Jim downed his second double. His fingers strayed to the little lump on his right temple. Fred’s blokes knew exactly where he was at any given moment; he couldn’t trick them. He could dump the horrible wriggling bag into the canal, but perhaps that had a transmitter stuck inside it too. He was in really big trouble here, and he was all on his own this time.

Jim looked down at his wrist, to the place where, had he worn a wristwatch, he would have worn it. The one he wasn’t wearing now had belonged to John Omally. John had given it to Jim as a present.

“Nine o’clock,” said Jim. “What am I going to do?”

“I’ll tell you what we’re going to do,” said Derek.

“What are we going to do?” asked Clive.

Clive was driving, Derek was in the back. Fred was in the back too, and Suzy was sitting between Derek and Fred. They were out of Penge now and heading for Brentford.

“We’re going to party big time,” said Derek. “Roll into Brentford, let some blood and party big time.”

“Shut your mouth,” said Fred.

“Aw, come on, Fred.” Derek waved his Uzi in the air. “We’re mean sons of bitches, ain’t we? We’re the God-damn horsemen of the Apocalypse.”

Fred made low growling sounds. “You can let as much blood as you like, once that Pooley has put paid to the Professor.”

Derek cocked his weapon in the manner that sometimes got a cheap laugh. “I don’t know why you’ve bothered with all this subtle stuff. You should have arranged a nuclear accident, flattened the whole frigging borough.”

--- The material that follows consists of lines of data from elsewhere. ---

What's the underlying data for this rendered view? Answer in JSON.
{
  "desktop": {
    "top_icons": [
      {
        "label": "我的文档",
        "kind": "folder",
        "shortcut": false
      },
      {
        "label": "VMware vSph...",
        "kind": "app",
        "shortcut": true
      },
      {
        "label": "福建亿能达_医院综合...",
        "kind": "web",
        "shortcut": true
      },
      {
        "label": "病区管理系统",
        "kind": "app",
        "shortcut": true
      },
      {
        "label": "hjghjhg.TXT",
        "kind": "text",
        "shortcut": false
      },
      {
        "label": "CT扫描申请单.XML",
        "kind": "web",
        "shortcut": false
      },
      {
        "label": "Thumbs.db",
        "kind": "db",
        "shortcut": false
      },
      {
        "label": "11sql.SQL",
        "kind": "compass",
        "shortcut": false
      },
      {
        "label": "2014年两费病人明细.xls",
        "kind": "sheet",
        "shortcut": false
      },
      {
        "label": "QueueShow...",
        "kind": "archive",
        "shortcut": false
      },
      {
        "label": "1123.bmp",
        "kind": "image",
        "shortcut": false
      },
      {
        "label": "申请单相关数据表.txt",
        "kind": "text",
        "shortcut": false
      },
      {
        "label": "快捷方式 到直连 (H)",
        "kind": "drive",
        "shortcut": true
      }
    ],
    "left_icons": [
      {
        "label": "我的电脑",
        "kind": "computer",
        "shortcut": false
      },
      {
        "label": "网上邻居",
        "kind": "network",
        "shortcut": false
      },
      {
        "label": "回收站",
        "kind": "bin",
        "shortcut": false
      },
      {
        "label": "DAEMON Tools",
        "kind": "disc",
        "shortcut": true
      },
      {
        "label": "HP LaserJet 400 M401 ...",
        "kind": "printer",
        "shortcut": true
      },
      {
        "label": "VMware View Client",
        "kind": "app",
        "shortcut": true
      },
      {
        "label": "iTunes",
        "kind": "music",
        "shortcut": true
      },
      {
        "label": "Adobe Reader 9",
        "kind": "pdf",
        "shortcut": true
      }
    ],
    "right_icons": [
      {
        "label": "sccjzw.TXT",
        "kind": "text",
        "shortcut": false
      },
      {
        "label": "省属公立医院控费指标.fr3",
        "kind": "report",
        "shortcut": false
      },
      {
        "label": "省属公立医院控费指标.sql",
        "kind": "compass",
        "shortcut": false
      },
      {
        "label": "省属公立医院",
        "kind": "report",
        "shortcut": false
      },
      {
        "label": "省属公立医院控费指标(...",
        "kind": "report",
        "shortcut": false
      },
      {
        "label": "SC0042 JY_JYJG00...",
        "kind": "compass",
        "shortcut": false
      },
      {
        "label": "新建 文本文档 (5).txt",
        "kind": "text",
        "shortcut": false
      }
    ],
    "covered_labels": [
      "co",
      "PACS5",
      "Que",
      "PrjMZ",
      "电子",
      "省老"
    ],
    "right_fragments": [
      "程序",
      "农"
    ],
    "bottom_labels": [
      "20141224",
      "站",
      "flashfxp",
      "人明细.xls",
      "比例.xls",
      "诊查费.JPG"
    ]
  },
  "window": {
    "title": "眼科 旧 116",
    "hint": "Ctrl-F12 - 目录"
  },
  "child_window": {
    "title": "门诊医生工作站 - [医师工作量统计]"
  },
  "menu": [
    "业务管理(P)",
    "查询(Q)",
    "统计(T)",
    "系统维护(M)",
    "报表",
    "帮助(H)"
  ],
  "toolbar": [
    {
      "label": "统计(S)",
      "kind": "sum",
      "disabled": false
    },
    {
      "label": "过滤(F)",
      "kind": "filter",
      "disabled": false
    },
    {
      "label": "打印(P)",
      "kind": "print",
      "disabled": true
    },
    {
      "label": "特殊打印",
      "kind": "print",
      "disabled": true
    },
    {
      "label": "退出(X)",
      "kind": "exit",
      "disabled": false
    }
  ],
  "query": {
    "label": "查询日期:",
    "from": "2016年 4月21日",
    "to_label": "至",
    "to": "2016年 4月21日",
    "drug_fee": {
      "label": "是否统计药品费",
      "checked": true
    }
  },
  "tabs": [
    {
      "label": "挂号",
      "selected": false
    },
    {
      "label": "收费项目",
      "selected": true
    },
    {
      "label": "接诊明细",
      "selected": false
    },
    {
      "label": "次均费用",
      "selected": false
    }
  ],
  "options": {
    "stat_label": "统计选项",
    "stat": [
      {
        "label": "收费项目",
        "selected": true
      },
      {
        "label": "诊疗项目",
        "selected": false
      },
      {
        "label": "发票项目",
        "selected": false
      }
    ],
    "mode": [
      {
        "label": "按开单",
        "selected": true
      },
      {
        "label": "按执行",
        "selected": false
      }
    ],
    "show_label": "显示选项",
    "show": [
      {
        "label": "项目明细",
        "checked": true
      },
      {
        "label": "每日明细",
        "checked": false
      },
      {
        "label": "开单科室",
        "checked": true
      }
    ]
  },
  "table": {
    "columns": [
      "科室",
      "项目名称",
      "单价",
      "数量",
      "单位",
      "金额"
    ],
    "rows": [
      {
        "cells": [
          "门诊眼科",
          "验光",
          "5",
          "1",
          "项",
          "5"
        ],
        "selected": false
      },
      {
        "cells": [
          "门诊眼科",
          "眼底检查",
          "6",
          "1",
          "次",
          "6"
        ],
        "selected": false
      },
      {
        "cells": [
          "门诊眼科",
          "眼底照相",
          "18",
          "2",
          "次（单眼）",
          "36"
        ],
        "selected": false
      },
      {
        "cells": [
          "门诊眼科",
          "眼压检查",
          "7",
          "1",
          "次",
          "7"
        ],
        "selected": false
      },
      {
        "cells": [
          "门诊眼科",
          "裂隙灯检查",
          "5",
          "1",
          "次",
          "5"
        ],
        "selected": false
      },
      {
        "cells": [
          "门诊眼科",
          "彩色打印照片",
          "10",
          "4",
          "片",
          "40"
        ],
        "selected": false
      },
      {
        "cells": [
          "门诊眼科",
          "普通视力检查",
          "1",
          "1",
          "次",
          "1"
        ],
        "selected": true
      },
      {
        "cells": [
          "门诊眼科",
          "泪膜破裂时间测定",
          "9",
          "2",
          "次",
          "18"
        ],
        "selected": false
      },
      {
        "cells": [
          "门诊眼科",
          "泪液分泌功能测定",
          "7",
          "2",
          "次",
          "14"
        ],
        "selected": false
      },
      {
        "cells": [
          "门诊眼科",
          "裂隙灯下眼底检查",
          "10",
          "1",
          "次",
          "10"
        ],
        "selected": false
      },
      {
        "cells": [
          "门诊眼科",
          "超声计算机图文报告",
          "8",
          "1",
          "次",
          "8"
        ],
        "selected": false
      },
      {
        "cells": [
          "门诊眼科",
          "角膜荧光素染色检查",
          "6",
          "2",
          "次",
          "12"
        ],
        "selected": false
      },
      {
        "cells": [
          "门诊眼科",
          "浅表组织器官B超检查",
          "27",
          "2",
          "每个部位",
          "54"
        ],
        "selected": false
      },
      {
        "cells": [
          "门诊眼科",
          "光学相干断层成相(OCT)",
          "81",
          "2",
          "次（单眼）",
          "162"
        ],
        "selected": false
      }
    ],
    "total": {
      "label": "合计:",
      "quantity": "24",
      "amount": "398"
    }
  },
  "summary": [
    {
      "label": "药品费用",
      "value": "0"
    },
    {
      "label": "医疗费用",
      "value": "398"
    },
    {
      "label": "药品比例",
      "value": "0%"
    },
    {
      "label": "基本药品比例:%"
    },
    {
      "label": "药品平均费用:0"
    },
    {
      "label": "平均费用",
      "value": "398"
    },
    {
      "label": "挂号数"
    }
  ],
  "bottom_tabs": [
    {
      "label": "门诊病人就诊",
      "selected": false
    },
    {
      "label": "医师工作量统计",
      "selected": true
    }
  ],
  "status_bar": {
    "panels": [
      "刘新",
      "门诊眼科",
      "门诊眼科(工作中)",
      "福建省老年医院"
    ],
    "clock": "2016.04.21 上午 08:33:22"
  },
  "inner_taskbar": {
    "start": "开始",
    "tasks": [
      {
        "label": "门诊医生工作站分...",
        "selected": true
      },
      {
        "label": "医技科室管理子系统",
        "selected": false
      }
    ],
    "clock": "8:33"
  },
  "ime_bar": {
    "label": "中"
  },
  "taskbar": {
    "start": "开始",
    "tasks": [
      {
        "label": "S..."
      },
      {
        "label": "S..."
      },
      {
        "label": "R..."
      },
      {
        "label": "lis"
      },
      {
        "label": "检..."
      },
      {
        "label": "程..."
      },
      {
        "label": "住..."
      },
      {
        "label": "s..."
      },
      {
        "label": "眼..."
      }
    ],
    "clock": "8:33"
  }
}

“Dear oh dear.” Fred rolled his eyes. “You really don’t get it, do you? When Pooley introduces our little bagged-up friend into the Professor’s magic circle, the entire ceremony will be reversed. Goodness won’t come flooding into the world. Its opposite number will. Mr Pooley will turn this entire planet into a seething cesspit of evil. Which is just the way my master wants it to be.”

“You’re one bad mother,” said Derek.

“Yeah,” said Fred. “Ain’t I though.”

There really didn’t seem any way that Fred’s car would actually be able to drive into Brentford. All the roads in were now blocked by other cars, engines off, doors locked, their owners and passengers gone to join the party. And it really was growing into some party. A PARTY! in fact. Folk from all around were descending on the borough, eager to engage in the free festivities. The novelty of this little west London town’s genuinely celebrating the millennium two years before the rest of the world had a certain pulling power.

Fred’s limo ground to a halt. “Get a move on,” said Fred.

“I can’t,” said Clive. “The traffic’s all snarled up.”

“Then put the car into overdrive.”

“Overdrive? What good’s that if I can’t move?”

“Didn’t you ever see that film The Car?”

“I did,” said Derek. “Absolute corker. This big evil black car comes out of the desert and wipes out all these people in a little mid-west American town. And The Car is really the Devil.”

“Wasn’t Bradford Dillman in that?” asked Clive.

“Nah, Bradford Dillman was in Bug.”

“Now that was a good movie.”

“The Swarm was better.”

“The Swarm was crap.”

“Shut it!” shouted Fred. “What I am trying to say to you, Clive, you little twat, is that you’re driving The Car. Stick it into overdrive.”

“Overdrive,” said Clive, finding the switch. “Overdrive, OK.”

Clive flipped the switch and The Car rose up and crunched over the roofs and bonnets of the un-parked cars.